華麗なる革命:シャネルの創業エピソード

華麗なる革命:シャネル創業の軌跡とその秘密

世界中のファッションシーンに多大な影響を与え、今なおその名を輝かせる【シャネル】。華やかなイメージの裏側には、一人の女性の情熱と挑戦、そして時代を切り拓く革新的な発想がありました。

この記事では、シャネルという会社がどんな存在なのか、創業者であるココ・シャネルがどのような人物で、どのような経緯で誕生し、創業資金をどのように手に入れたのかを紐解きながら、その魅力的な物語に迫ります。

シャネルとはどんな会社か

【シャネル】は、1900年代初頭に誕生し、以来ファッション界に革新をもたらしてきたラグジュアリーブランドです。

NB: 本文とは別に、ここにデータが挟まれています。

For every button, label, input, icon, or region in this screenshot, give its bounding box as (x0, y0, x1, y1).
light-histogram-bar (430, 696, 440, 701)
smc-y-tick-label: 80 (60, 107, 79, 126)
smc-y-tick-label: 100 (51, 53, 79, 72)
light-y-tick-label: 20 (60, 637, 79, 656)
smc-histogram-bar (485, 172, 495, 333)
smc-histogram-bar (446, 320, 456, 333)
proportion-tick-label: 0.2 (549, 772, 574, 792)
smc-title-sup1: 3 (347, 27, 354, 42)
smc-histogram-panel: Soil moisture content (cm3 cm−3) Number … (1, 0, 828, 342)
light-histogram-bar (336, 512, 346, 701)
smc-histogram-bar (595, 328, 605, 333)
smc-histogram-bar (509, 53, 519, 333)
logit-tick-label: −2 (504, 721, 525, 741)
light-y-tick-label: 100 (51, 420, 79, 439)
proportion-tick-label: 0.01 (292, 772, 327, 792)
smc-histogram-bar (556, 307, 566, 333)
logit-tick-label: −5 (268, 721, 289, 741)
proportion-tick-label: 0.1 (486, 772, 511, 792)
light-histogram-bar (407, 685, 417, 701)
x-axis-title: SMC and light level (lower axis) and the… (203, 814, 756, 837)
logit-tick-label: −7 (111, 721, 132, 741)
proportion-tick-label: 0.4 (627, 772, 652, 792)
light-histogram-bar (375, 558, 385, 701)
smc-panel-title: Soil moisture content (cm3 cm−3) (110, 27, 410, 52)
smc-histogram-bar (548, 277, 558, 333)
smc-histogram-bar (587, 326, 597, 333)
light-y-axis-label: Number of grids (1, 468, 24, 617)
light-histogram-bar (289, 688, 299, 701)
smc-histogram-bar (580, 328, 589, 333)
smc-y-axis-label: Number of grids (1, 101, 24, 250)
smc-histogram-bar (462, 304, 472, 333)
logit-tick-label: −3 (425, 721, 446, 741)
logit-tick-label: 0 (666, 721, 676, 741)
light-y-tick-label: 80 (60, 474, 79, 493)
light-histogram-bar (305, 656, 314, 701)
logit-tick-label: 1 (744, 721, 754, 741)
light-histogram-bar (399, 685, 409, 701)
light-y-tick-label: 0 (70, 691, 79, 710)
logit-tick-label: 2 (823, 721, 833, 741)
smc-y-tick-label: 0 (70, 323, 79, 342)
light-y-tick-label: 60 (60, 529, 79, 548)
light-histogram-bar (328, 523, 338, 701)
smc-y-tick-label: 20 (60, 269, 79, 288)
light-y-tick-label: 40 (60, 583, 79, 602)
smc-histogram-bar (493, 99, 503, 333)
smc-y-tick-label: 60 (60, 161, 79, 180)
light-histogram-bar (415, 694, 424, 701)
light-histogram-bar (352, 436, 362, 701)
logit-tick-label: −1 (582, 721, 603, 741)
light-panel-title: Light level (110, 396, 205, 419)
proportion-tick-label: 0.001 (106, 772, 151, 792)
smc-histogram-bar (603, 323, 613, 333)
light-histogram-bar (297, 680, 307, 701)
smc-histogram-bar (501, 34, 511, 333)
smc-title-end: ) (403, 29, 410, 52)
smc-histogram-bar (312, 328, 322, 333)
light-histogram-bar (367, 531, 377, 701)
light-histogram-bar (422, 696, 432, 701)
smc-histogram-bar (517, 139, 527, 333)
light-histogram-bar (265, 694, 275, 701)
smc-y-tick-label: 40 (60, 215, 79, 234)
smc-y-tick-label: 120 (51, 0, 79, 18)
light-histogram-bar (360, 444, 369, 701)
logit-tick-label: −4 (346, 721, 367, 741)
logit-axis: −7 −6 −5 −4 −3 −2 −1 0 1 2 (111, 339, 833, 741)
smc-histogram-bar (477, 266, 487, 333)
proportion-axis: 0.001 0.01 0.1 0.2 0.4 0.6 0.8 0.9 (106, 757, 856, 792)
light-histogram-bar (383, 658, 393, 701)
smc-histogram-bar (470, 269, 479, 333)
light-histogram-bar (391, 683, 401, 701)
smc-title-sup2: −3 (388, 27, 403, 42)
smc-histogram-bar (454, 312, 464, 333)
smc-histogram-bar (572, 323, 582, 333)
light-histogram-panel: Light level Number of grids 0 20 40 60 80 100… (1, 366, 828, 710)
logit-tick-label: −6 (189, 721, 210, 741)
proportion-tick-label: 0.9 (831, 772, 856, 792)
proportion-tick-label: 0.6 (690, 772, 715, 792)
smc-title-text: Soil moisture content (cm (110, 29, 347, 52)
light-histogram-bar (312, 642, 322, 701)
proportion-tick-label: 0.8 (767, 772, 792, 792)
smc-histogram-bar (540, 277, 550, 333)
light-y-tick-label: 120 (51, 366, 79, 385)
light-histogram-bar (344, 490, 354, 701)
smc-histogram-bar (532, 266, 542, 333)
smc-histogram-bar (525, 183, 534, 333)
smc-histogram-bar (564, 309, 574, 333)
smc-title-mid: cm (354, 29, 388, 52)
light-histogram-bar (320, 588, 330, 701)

シンプルでありながらエレガントなデザイン、時代を超えて愛されるアイテム(たとえば、定番のツイードジャケットやリトルブラックドレス、そして伝説の【Chanel No.5】)は、女性の自立と自由を象徴しています。

高級感と普遍的な美意識を兼ね備えたシャネルは、単なるブランドに留まらず、ライフスタイルそのものを提案する存在として、多くの人々に支持されています。

シャネルの創業者:ココ・シャネル

シャネルの創業者はココ・シャネルことガブリエル・シャネルです。貧困と逆境の中で育ちながらも、その独特な感性と情熱でファッション界に旋風を巻き起こしました。出生名はガブリエル・シャネルですが、ここではココと呼んで話を進めていきます。

幼少期に両親を失い、孤児院で育った彼女は、そこで身につけた裁縫の技術を糧に、次第に自らのデザイン哲学を築いていきました。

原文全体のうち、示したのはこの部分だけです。